Zelensky Urges Allies To Push For 'Regime Change' In Russia

Ukrainian President Volodymyr Zelensky on Thursday urged his allies to bring about "regime change" in Russia, hours after a Russian drone and missile attack on Kyiv killed eight people including a six-year-old boy.
The overnight strikes reduced part of a nine-storey apartment block in Kyiv's western suburbs to rubble and wounded dozens more in the capital, according to authorities.
The Russian army meanwhile claimed to have captured Chasiv Yar, a strategically important hillside town in eastern Ukraine where the two sides have been fiercely fighting for months.
Moscow has stepped up its deadly aerial assaults on Ukraine in recent months, resisting US pressure to end its nearly three-and-a-half year invasion as its forces grind forward on the battlefield.
Speaking virtually to a conference marking 50 years since the signing of the Cold War-era Helsinki Accords, Zelensky said he believed Russia could be "pushed" to stop the war.
"But if the world doesn't aim to change the regime in Russia, that means even after the war ends, Moscow will still try to destabilise neighbouring countries," the Ukrainian leader added.
Between late Wednesday and early Thursday, Russia fired over 300 drones and eight cruise missiles at Ukraine, the main target of which was Kyiv, the Ukrainian air force said.
One missile tore through a nine-storey residential building in western Kyiv, tearing off its facade, authorities said.
AFP journalists at the scene of the strike saw rescuers scouring through a smouldering mound of broken concrete, the belongings of residents scattered among the debris.
The attack killed eight people in Kyiv and injured 73 others, a rescue services spokesperson told AFP.
Among the dead was a six-year-old boy, who died on the way to hospital in an ambulance, the head of the city's military administration, Tymur Tkachenko, said in a post on Telegram.
The attack came just days after US President Donald Trump issued a 10-day ultimatum for Moscow to halt its invasion, now in its fourth year, or face sanctions.
Russia said on Thursday it had captured the town of Chasiv Yar, which had been a strategically important military hub for Ukrainian forces in the eastern Donetsk region.
The town "was liberated by Russian forces", Russia's defence ministry said in a statement.
A Ukrainian army spokesperson rejected Russia's claim as "lies".
"Of course, this is not true," Viktor Tregubov, a spokesperson for the Khortytsia Operational Strategic Group of Forces, told AFP.
Taking control of Chasiv Yar would represent a major military boon for Russia, which has been making incremental but steady territorial gains for months.
Home to around 12,000 people before the war but now largely destroyed, the town's capture would pave the way for Russian forces to advance on remaining civilian strongholds in the eastern Donetsk region.
These include the garrison city of Kramatorsk and Sloviansk, important logistical bases for the Ukrainian military and home to many civilians, who have up to now not fled the fighting.

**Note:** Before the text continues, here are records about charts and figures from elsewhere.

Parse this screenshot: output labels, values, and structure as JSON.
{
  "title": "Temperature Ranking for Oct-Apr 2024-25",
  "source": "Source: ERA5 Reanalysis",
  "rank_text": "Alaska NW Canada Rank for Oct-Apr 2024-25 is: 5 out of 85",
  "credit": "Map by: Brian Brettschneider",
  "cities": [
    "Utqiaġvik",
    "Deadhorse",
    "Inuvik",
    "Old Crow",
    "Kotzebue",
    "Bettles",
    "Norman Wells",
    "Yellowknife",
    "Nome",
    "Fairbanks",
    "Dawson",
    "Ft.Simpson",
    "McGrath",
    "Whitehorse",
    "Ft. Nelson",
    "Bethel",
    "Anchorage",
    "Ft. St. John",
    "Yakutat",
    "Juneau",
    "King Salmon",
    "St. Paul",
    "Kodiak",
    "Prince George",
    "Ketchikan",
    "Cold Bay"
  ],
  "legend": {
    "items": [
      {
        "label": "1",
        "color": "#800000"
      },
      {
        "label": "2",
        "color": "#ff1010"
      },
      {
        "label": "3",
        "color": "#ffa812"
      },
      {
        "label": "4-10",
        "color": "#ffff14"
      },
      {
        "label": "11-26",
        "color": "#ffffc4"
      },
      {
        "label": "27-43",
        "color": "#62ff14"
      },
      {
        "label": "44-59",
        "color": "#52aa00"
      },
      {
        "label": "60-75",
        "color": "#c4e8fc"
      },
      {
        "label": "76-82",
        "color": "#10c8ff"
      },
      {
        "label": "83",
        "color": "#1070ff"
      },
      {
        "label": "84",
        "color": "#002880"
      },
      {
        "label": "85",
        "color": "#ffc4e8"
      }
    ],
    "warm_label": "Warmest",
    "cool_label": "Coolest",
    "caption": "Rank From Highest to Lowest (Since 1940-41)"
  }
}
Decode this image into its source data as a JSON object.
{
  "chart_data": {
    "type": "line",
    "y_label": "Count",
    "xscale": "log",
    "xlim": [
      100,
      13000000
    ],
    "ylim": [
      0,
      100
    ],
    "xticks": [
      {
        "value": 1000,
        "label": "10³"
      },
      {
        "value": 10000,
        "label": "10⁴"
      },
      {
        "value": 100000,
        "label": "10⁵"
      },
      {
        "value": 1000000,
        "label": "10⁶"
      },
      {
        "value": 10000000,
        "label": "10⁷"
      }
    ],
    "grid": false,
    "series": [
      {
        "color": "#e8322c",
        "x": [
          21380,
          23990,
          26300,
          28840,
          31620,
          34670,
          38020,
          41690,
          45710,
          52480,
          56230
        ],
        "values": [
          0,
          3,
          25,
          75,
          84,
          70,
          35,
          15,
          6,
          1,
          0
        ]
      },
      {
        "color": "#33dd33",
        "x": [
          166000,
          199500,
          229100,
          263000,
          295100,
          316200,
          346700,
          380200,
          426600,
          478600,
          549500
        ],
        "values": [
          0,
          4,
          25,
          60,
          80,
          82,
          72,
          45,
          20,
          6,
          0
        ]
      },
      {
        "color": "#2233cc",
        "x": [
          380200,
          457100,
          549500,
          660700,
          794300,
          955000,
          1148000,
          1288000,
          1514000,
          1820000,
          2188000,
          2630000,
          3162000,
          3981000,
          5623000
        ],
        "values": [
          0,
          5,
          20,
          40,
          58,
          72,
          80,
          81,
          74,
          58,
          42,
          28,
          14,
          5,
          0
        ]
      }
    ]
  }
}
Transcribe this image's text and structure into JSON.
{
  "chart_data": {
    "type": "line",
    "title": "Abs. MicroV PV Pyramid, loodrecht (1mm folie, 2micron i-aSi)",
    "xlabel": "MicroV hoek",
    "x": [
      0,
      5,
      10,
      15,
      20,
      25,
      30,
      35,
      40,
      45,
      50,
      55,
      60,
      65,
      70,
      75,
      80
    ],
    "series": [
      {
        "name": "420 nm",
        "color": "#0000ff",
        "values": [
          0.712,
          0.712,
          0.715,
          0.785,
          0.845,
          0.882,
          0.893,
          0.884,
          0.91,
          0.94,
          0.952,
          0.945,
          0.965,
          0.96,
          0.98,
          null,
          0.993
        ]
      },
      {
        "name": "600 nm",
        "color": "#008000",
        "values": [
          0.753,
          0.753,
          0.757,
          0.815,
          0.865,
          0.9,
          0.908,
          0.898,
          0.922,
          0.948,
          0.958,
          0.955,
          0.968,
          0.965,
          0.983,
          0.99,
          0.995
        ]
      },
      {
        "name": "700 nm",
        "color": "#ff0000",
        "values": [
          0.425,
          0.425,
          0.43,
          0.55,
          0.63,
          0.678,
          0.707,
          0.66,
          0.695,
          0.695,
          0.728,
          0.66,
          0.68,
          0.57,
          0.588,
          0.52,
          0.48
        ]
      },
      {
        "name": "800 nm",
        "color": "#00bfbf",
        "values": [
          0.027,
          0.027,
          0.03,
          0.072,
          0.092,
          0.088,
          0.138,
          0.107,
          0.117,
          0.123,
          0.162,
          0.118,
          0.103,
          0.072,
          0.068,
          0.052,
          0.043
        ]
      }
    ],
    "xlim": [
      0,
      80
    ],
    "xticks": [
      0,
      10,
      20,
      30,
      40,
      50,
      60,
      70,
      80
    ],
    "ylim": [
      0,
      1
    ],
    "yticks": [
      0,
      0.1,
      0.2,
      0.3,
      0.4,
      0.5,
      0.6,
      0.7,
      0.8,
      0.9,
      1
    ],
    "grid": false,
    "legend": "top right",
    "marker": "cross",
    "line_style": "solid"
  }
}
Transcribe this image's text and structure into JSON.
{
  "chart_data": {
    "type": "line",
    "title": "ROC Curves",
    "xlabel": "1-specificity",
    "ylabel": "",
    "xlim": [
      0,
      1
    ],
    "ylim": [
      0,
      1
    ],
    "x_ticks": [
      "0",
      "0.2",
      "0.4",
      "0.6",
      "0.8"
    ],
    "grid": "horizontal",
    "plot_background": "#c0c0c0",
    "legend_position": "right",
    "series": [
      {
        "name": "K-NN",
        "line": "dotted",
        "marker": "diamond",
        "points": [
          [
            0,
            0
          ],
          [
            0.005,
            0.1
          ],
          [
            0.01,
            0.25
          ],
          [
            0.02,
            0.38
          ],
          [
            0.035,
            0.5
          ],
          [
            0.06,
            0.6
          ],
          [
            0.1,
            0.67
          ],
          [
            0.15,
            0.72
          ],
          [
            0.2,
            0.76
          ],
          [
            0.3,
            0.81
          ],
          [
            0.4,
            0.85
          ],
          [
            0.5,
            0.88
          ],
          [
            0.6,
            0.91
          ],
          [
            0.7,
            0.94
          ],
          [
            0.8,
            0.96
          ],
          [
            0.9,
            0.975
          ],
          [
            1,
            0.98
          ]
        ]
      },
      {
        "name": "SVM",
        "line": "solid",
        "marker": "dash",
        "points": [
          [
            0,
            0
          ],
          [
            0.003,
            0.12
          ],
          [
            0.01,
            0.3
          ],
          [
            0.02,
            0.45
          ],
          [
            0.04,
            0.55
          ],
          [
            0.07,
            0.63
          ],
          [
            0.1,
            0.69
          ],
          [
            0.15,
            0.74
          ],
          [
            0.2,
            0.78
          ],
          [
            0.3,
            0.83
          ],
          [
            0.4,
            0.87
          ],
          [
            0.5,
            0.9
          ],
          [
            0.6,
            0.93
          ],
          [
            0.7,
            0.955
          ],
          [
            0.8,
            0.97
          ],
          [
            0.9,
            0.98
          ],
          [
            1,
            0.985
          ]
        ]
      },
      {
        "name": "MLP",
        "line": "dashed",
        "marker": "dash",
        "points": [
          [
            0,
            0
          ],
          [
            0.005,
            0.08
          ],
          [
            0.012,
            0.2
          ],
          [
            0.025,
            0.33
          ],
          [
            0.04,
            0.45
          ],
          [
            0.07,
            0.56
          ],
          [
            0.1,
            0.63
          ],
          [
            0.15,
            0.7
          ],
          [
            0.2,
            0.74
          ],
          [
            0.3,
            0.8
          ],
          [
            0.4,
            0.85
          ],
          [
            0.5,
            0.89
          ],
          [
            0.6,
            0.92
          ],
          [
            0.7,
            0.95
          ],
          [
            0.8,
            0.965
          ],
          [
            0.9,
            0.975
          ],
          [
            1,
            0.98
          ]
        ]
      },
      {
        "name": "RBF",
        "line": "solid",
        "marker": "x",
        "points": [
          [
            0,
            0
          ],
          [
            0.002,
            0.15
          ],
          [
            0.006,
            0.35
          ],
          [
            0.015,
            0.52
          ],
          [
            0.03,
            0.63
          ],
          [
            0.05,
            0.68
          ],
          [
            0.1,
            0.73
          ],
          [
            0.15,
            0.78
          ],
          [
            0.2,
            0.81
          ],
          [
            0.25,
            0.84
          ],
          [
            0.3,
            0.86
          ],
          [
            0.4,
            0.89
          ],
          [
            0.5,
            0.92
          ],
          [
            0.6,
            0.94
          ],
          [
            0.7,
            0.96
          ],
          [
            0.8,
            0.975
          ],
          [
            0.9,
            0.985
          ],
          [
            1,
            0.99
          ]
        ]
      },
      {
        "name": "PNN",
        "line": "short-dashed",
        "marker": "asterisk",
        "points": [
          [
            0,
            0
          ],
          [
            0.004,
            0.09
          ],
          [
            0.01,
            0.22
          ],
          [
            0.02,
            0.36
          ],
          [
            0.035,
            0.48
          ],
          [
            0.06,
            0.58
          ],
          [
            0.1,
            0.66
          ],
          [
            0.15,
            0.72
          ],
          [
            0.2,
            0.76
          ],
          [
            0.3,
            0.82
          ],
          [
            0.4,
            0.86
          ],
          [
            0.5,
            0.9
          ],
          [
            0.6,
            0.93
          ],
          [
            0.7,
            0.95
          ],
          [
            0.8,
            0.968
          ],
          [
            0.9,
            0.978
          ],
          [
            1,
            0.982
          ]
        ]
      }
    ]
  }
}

The Kremlin has made the capture of the Donetsk region a priority since it claimed the industrial region as part of Russia in September 2022.
Following Thursday's strikes, Ukrainian officials called for more pressure on Russia to end the war.
"President Trump has been very generous and very patient with Putin, trying to find a solution", Ukraine's Foreign Minister Andriy Sybiga wrote on X.
"It's time to make him feel the pain and consequences of his choices. It's time to put maximum pressure on Moscow", he said.
Russia, which denies targeting civilians, has not yet commented on the strike or Zelensky's call for regime change.
Putin has himself called for Zelensky to be removed from office and has repeatedly questioned his legitimacy.
Thursday's attacks came just hours before lawmakers in Ukraine's parliament voted to overturn a highly criticised law that curbed the powers of two anti-graft bodies.
Zelensky, who signed the bill into law last Tuesday, reversed course after the legislation sparked the biggest public unrest in Ukraine since Russia's invasion began.
The original law had put the National Anti-Corruption Bureau of Ukraine (NABU) and Specialised Anti-Corruption Prosecutor's Office (SAPO) under the direct authority of the prosecutor general, who is appointed by the president.
Critics said the move would allow Zelensky to meddle in high-profile corruption cases, while the European Union warned the bill could derail anti-corruption reforms key to joining the bloc.
A total of 331 members of parliament, the minimum required being 226, approved the new legislation, which was lauded by the European Union as a key safeguard against corruption.